Like 20M other people, I’ve dutifully got myself a Google+ account and I’m humming and hawing about how I might use it for business.
I’ve always thought that Facebook is a fantastic business tool as it catches friends and acquaintances ‘off guard’ in relation to Linked-in, where everyone tries to package themselves to potential recruiters. (Lets face it .. if i hang out with my close friends in person). On the other hand, Facebook allows you to see something of the reality behind the people who you do business with and to sometimes reach out to them. I had a boss once who told me he liked to see ’360 degrees’ of everyone he likes to hire; its kind of similar.
Facebook, Linked-in and good old search are a fantastic research tool for marketing, sales and customer service. As far as I can tell, no-one has ever removed me from Facebook from approaching them about potential business (if done in the right way). A few have ignored me but, hey, they probably would have done anyway.
I must admit however that I’m finding Google+ circles interesting but laborious to use in practice. I already have circles fatigue. I would much prefer to simply add someone as a friend or acquaintance .. then see what they write about and decide whether to limit our interaction over time. To remove them from my immediate ‘concentric’ circle like peeling an onion. For this, circles offers a much better way to decide on who you interact with over time than Facebook but thats not the way its structured at the moment.

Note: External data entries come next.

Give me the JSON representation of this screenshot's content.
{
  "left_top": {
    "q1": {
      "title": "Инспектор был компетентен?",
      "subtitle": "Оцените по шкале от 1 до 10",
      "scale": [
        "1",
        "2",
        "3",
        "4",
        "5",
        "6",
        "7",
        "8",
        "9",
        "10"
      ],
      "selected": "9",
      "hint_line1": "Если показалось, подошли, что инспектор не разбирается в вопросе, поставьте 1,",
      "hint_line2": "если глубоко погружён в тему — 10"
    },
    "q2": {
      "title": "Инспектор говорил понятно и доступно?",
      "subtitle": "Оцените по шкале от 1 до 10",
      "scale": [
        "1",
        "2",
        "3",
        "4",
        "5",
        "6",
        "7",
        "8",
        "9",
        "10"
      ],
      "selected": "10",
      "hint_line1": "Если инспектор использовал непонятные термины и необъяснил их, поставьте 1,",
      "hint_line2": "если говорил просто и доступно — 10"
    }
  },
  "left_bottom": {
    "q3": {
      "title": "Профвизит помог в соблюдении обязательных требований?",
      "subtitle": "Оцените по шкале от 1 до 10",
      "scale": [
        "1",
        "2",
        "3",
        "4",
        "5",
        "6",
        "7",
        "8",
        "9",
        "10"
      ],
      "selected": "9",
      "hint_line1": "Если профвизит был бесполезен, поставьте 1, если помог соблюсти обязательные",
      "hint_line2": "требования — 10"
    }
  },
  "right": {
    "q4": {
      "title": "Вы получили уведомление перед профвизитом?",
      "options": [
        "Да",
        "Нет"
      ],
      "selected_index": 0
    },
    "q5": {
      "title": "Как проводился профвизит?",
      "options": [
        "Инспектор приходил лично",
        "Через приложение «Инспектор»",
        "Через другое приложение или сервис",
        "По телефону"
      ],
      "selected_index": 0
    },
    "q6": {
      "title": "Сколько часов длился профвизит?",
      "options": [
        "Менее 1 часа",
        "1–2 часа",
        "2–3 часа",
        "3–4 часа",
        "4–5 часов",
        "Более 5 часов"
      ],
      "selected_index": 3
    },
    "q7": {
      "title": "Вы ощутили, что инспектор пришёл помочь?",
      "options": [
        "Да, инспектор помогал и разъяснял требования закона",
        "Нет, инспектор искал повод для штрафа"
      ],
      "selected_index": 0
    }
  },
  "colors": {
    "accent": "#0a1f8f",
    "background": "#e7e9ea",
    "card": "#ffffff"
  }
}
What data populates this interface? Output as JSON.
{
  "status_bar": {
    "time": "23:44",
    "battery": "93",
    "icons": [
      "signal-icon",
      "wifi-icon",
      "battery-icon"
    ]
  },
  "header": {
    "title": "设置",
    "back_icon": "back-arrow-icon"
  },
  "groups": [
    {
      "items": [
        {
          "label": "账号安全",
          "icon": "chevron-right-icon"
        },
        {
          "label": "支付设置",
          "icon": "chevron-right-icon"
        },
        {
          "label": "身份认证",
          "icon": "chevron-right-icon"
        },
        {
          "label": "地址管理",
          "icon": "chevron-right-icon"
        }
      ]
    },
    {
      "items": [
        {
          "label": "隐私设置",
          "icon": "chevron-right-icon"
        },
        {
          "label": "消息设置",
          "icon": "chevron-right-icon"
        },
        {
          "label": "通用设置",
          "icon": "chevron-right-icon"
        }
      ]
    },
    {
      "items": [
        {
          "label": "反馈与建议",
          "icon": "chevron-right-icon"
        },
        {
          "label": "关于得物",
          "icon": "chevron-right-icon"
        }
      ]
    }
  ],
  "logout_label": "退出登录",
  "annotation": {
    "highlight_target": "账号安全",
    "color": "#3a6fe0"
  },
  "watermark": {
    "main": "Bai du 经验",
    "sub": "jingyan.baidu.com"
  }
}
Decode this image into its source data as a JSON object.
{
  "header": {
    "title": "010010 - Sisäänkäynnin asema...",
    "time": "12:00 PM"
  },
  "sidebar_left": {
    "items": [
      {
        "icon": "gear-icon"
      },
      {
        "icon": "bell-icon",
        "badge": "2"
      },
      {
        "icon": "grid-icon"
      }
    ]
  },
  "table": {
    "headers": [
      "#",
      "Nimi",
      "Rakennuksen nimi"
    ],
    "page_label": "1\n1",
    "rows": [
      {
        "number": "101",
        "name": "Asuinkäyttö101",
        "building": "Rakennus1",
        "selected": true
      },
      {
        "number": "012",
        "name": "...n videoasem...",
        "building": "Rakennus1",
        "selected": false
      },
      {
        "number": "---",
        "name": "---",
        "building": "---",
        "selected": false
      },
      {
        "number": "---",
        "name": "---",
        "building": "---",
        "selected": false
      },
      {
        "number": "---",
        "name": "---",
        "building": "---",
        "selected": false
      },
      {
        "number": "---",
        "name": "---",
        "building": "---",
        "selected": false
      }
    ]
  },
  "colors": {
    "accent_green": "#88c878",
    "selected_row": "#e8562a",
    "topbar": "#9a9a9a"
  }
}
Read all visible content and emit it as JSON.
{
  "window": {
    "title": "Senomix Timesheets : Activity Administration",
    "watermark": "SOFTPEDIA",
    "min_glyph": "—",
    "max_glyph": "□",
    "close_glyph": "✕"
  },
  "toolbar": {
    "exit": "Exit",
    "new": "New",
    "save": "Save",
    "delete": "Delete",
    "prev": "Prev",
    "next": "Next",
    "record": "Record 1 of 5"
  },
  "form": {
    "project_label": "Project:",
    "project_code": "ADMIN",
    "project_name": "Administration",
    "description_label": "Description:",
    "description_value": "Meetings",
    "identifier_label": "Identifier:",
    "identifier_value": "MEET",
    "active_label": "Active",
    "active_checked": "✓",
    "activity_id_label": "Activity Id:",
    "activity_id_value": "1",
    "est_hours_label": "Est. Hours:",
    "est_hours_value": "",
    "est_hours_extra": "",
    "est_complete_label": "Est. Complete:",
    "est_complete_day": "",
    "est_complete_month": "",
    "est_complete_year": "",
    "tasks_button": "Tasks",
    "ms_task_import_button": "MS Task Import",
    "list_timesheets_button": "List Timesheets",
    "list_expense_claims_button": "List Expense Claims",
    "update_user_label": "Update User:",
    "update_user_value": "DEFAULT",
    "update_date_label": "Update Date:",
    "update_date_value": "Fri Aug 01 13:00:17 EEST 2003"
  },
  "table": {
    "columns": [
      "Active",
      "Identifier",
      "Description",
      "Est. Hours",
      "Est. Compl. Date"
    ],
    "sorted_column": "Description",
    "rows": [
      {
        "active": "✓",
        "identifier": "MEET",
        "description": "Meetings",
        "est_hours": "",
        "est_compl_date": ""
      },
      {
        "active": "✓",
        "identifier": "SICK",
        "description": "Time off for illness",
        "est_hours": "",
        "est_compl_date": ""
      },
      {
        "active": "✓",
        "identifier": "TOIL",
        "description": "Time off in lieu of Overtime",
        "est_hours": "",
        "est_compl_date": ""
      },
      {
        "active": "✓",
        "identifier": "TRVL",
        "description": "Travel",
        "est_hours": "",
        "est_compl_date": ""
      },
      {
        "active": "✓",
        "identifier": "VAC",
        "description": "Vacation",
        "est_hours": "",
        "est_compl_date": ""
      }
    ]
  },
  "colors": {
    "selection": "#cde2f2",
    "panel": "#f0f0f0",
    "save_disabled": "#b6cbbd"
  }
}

On the other hand, hangouts is a killer video app which has come along at a time when Skype is really starting to annoy and Redmond promises only to make it less useful to non Windows users. We also maintain an Office 365 account for sharing documents in a Sharepoint environment with clients (even through I prefer Google docs for inter company documents) but they simply, don’t .. what can I say ‘get’ the network at a basic level. Given a choice Microsoft will try to add user functionality rather than network connectivity functions.
On the other hand, I’m very very excited by the prospect of switching to Google+ if it links together doc editing, collaboration and presentation with hangouts (with screen sharing), email, chat and voice. Apple will no doubt come up with a killer cloud offering in the fall but it will be I’m sure very consumer and digital media (e.g iTunes) oriented. Google on the other hand has a potential ‘bundle’ of functions in its hands that millions of Office and iWork and OpenOffice users will I believe jump at: the true virtual office. I can’t wait to see what they do with this.